I used antiSMASH version 5.0.0 on the web server (https://fungismash.secondarymetabolites.org/#!/start).

nextgenusfs commented 5 years ago

Does the logfile have anymore information than what you posted from the terminal output?

metalichen commented 5 years ago

Here it is:

[10/09/19 19:52:42]: 309 secretome and 1,464 transmembane annotations added
[10/09/19 19:52:42]: Now parsing antiSMASH results, finding SM clusters
[10/09/19 19:52:46]: Found 0 clusters, 0 biosynthetic enyzmes, and 0 smCOGs predicted by antiSMASH
[10/09/19 19:52:46]: bedtools intersect -wo -a cry_ne_preds/annotate_misc/antismash/clusters.bed -b /path/cryptococcus/cry_ne_preds/predict_results/Cryptococcus_neoformans.gff3
[10/09/19 19:52:46]: Found 0 duplicated annotations, adding 52,642 valid annotations
[10/09/19 19:52:46]: Parsing tbl file: /path/cryptococcus/cry_ne_preds/annotate_misc/genome.tbl
[10/09/19 19:52:47]: Converting to final Genbank format, good luck!
[10/09/19 19:52:47]: tbl2asn -y "Annotated using funannotate v1.5.3" -N 1 -t ../bryoria_tortuosa/template.sbt.txt -M n -j "[organism=Cryptococcus neoformans]" -V b -c fx -T -a r10u -l paired-ends -Z cry_ne_preds/annotate_misc/tbl2asn/1/discrepency.report.txt -p cry_ne_preds/annotate_misc/tbl2asn/1
[10/09/19 19:53:23]: [tbl2asn] Flatfile genome

[tbl2asn] Validating genome

[10/09/19 19:53:33]: Creating AGP file and corresponding contigs file
[10/09/19 19:53:33]: perl /home/gulnara_tagirdzhanova/downloads/funannotate-1.5.3/util/fasta2agp.pl Cryptococcus_neoformans.scaffolds.fa
[10/09/19 19:53:34]: Cross referencing SM cluster hits with MIBiG database version 1.4
[10/09/19 19:53:34]: diamond blastp --sensitive --query cry_ne_preds/annotate_misc/antismash/smcluster.proteins.fasta --threads 14 --out cry_ne_preds/annotate_misc/antismash/smcluster.MIBiG.blast.txt --db /scratch/1/gulnara/funannotate_db/mibig.dmnd --max-hsps 1 --evalue 0.001 --max-target-seqs 1 --outfmt 6
[10/09/19 19:53:34]: diamond v0.9.24.125 | by Benjamin Buchfink <buchfink@gmail.com>
Licensed under the GNU GPL <https://www.gnu.org/licenses/gpl.txt>
Check http://github.com/bbuchfink/diamond for updates.

#CPU threads: 14
Scoring parameters: (Matrix=BLOSUM62 Lambda=0.267 K=0.041 Penalties=11/1)
Temporary directory: cry_ne_preds/annotate_misc/antismash
Opening the database...  [7.1e-05s]
#Target sequences to report alignments for: 1
Opening the input file...  [0.000102s]
Error: Error detecting input file format. First line seems to be blank.
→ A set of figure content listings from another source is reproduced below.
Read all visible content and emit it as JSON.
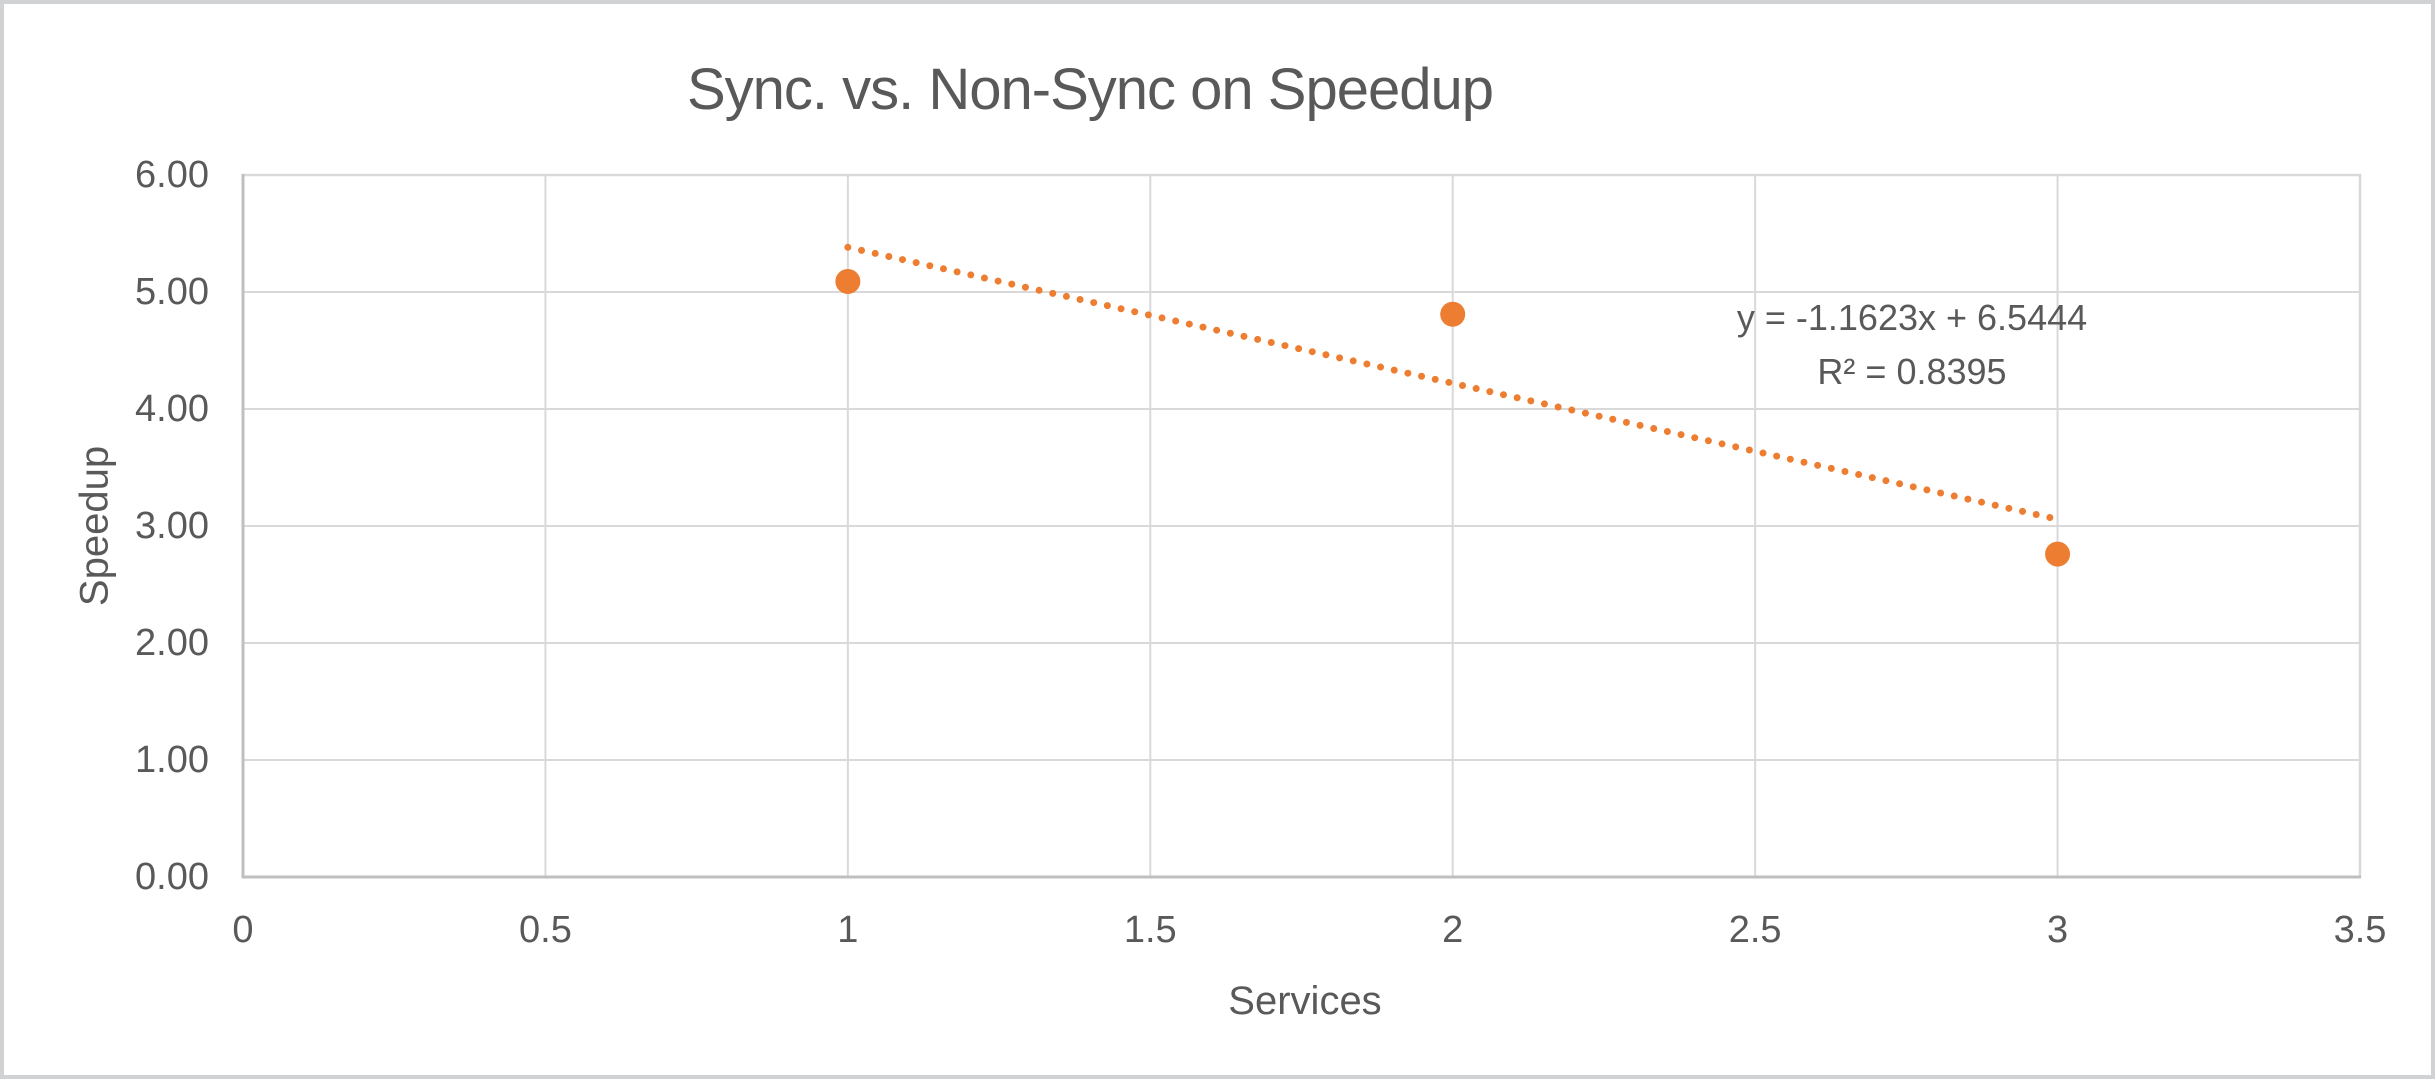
{
  "colors": {
    "accent_orange": "#ED7D31",
    "text_gray": "#595959",
    "gridline_gray": "#D9D9D9",
    "axis_line_gray": "#BFBFBF",
    "frame_gray": "#D1D2D3",
    "background": "#FFFFFF"
  },
  "chart_data": {
    "type": "scatter",
    "title": "Sync. vs. Non-Sync on Speedup",
    "xlabel": "Services",
    "ylabel": "Speedup",
    "points": [
      {
        "x": 1,
        "y": 5.09
      },
      {
        "x": 2,
        "y": 4.81
      },
      {
        "x": 3,
        "y": 2.76
      }
    ],
    "xlim": [
      0,
      3.5
    ],
    "ylim": [
      0,
      6
    ],
    "x_ticks": [
      0,
      0.5,
      1,
      1.5,
      2,
      2.5,
      3,
      3.5
    ],
    "x_tick_labels": [
      "0",
      "0.5",
      "1",
      "1.5",
      "2",
      "2.5",
      "3",
      "3.5"
    ],
    "y_ticks": [
      0,
      1,
      2,
      3,
      4,
      5,
      6
    ],
    "y_tick_labels": [
      "0.00",
      "1.00",
      "2.00",
      "3.00",
      "4.00",
      "5.00",
      "6.00"
    ],
    "grid": true,
    "legend": "none",
    "marker_radius_px": 12.5,
    "trendline": {
      "style": "dotted",
      "slope": -1.1623,
      "intercept": 6.5444,
      "r_squared": 0.8395,
      "x_start": 1,
      "x_end": 3,
      "equation_label": "y = -1.1623x + 6.5444",
      "r2_label": "R² = 0.8395"
    }
  }
}
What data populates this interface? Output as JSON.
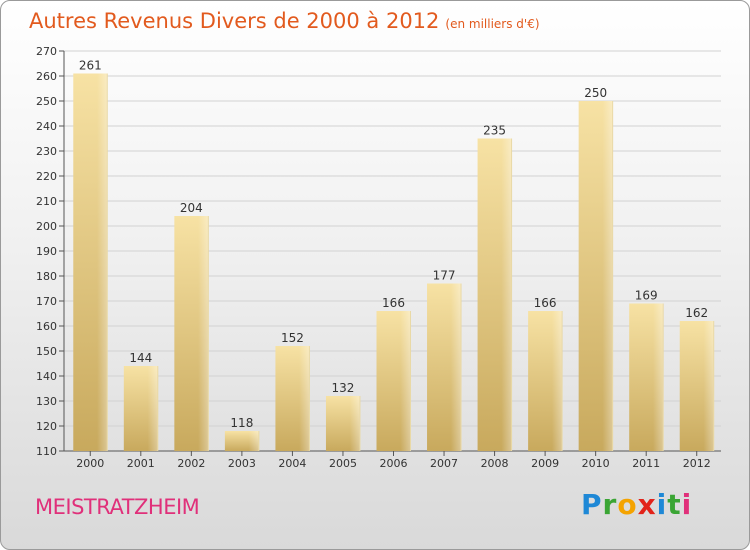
{
  "header": {
    "title": "Autres Revenus Divers de 2000 à 2012",
    "subtitle": "(en milliers d'€)"
  },
  "footer": {
    "town": "MEISTRATZHEIM",
    "logo_text": "Proxiti"
  },
  "colors": {
    "title": "#e25a1e",
    "town": "#e0307a",
    "bar_light": "#f6df9e",
    "bar_dark": "#c7a95e"
  },
  "chart_data": {
    "type": "bar",
    "categories": [
      "2000",
      "2001",
      "2002",
      "2003",
      "2004",
      "2005",
      "2006",
      "2007",
      "2008",
      "2009",
      "2010",
      "2011",
      "2012"
    ],
    "values": [
      261,
      144,
      204,
      118,
      152,
      132,
      166,
      177,
      235,
      166,
      250,
      169,
      162
    ],
    "title": "Autres Revenus Divers de 2000 à 2012",
    "subtitle": "(en milliers d'€)",
    "ylim": [
      110,
      270
    ],
    "yticks": [
      110,
      120,
      130,
      140,
      150,
      160,
      170,
      180,
      190,
      200,
      210,
      220,
      230,
      240,
      250,
      260,
      270
    ],
    "grid": true,
    "legend": "none"
  }
}
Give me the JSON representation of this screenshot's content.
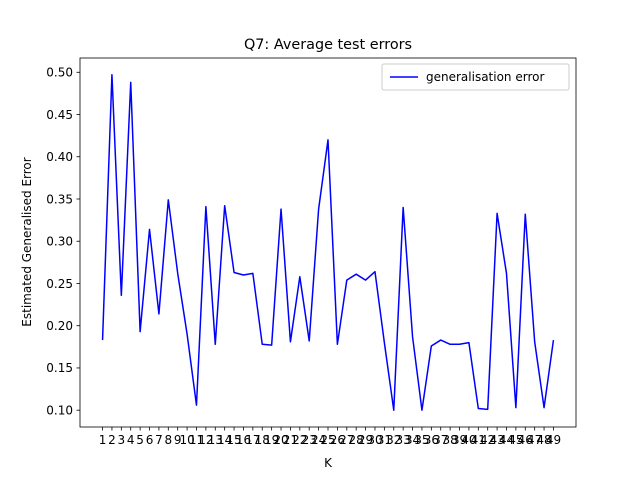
{
  "chart_data": {
    "type": "line",
    "title": "Q7: Average test errors",
    "xlabel": "K",
    "ylabel": "Estimated Generalised Error",
    "x": [
      1,
      2,
      3,
      4,
      5,
      6,
      7,
      8,
      9,
      10,
      11,
      12,
      13,
      14,
      15,
      16,
      17,
      18,
      19,
      20,
      21,
      22,
      23,
      24,
      25,
      26,
      27,
      28,
      29,
      30,
      31,
      32,
      33,
      34,
      35,
      36,
      37,
      38,
      39,
      40,
      41,
      42,
      43,
      44,
      45,
      46,
      47,
      48,
      49
    ],
    "x_tick_labels": [
      "1",
      "2",
      "3",
      "4",
      "5",
      "6",
      "7",
      "8",
      "9",
      "10",
      "11",
      "12",
      "13",
      "14",
      "15",
      "16",
      "17",
      "18",
      "19",
      "20",
      "21",
      "22",
      "23",
      "24",
      "25",
      "26",
      "27",
      "28",
      "29",
      "30",
      "31",
      "32",
      "33",
      "34",
      "35",
      "36",
      "37",
      "38",
      "39",
      "40",
      "41",
      "42",
      "43",
      "44",
      "45",
      "46",
      "47",
      "48",
      "49"
    ],
    "series": [
      {
        "name": "generalisation error",
        "color": "#0000ff",
        "values": [
          0.183,
          0.497,
          0.236,
          0.488,
          0.193,
          0.314,
          0.214,
          0.349,
          0.262,
          0.19,
          0.106,
          0.341,
          0.178,
          0.342,
          0.263,
          0.26,
          0.262,
          0.178,
          0.177,
          0.338,
          0.181,
          0.258,
          0.182,
          0.338,
          0.42,
          0.178,
          0.254,
          0.261,
          0.254,
          0.264,
          0.18,
          0.1,
          0.34,
          0.187,
          0.1,
          0.176,
          0.183,
          0.178,
          0.178,
          0.18,
          0.102,
          0.101,
          0.333,
          0.262,
          0.103,
          0.332,
          0.181,
          0.103,
          0.183
        ]
      }
    ],
    "y_ticks": [
      0.1,
      0.15,
      0.2,
      0.25,
      0.3,
      0.35,
      0.4,
      0.45,
      0.5
    ],
    "y_tick_labels": [
      "0.10",
      "0.15",
      "0.20",
      "0.25",
      "0.30",
      "0.35",
      "0.40",
      "0.45",
      "0.50"
    ],
    "xlim": [
      -1.4,
      51.4
    ],
    "ylim": [
      0.0801,
      0.5169
    ],
    "grid": false,
    "legend_position": "top-right"
  }
}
It seems that the problem is in parsing the antiSMASH output file

nextgenusfs commented 5 years ago

Yes. Just noticed that you have an old version of funannotate. Please update to newest version and see if the problem persists. We addressed some of these v4.5 v5 of antiSMASH in the last few months.